Dozens of fantastic students and hundreds of wonderful people came through Center for Civic Media over its lifetime. When I chose to leave MIT in 2020, the Media Lab closed the center. A memorial page remains online at https://civic.mit.edu/
I started blogging in late 2003, and began a project called BlogAfrica to index African bloggers. I met Rebecca MacKinnon at the Harvard Berkman Center, where she was working on a blog that shared information about North Korea through the eyes of business travelers who’d been there. We organized a track at a blogging conference about international blogging, bringing together our favorite bloggers around the world. Those folks enjoyed being in the same room so much that we ended up starting a new project in 2004 so we could work together: Global Voices.
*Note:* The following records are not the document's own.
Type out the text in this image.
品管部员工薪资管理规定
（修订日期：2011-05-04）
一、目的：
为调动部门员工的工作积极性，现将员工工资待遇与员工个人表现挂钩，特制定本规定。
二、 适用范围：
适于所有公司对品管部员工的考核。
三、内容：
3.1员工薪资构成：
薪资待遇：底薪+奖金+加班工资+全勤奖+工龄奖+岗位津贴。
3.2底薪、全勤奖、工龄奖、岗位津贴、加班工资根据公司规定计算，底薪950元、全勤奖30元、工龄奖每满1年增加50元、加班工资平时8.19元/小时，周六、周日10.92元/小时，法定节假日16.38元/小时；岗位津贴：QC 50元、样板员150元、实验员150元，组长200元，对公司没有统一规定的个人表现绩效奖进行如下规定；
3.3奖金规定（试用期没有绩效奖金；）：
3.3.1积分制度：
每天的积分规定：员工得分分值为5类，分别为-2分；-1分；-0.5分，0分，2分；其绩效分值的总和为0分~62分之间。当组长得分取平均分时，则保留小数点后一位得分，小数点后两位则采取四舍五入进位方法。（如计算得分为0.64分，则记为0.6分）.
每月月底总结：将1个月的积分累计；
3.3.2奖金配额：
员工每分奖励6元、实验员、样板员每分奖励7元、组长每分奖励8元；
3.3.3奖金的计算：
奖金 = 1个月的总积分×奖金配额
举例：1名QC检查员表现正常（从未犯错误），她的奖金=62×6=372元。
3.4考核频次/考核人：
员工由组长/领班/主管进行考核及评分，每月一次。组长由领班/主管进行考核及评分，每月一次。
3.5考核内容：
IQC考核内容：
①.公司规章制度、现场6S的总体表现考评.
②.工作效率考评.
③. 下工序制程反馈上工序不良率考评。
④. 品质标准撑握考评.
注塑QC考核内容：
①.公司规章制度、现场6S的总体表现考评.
Global Voices is alive, well, and online in dozens of different languages. Thousands of volunteers have worked as translators, authors, editors, helping change how we see and understand what’s going on in countries that are rarely in the news. Hundreds of people have started their careers as journalists or activists through Global Voices and the site is a wonderful way to learn that’s going in our weird and wide world.
I founded Geekcorps in 1999, looking for a way to combine my interests in the Internet and my interest in the developing world. Geekcorps matched volunteers from the US and European tech industry with small tech firms in Ghana, Senegal, Rwanda, Jordan, Armenia, Mongolia and other nations. Over the course of four years, we sent almost a hundred volunteers abroad for volunteer tours between three weeks and six months.
It turns out that it’s really expensive to send volunteers overseas. Geekcorps basically wiped me out of the money I made working at Tripod. We sold the nonprofit to the International Executive Service Corps, an NGO that worked with USAID, sending retired executives around the world for brief mentoring trips. It wasn’t a cultural fit, and my team and I all quit a few months into the merger. Geekcorps no longer exists, and that’s okay – in retrospect, I don’t think sending volunteers from the US to Ghana is the best way to help a country develop its technical talent. On the other hand, I can trace at least three marriages and many, many friendships to Geekcorps, so it wasn’t a total loss.
In 1994, I joined a small web startup, Tripod.com. It aspired to be a magazine for recent college graduates finding their way in the world. Over time, it became one of the first user generated content sites on the internet, allowing tens of millions of users to post personal homepages, homesteading the early web. I did a little of everything at Tripod, at one point serving as VP of Research and Development, Business Development and Customer Service. I am unlikely to ever have as much fun or as much heartbreak as I did at that job.
Tripod continues to exist at www.tripod.lycos.com, but I can’t really recommend it as a place to host your website these days.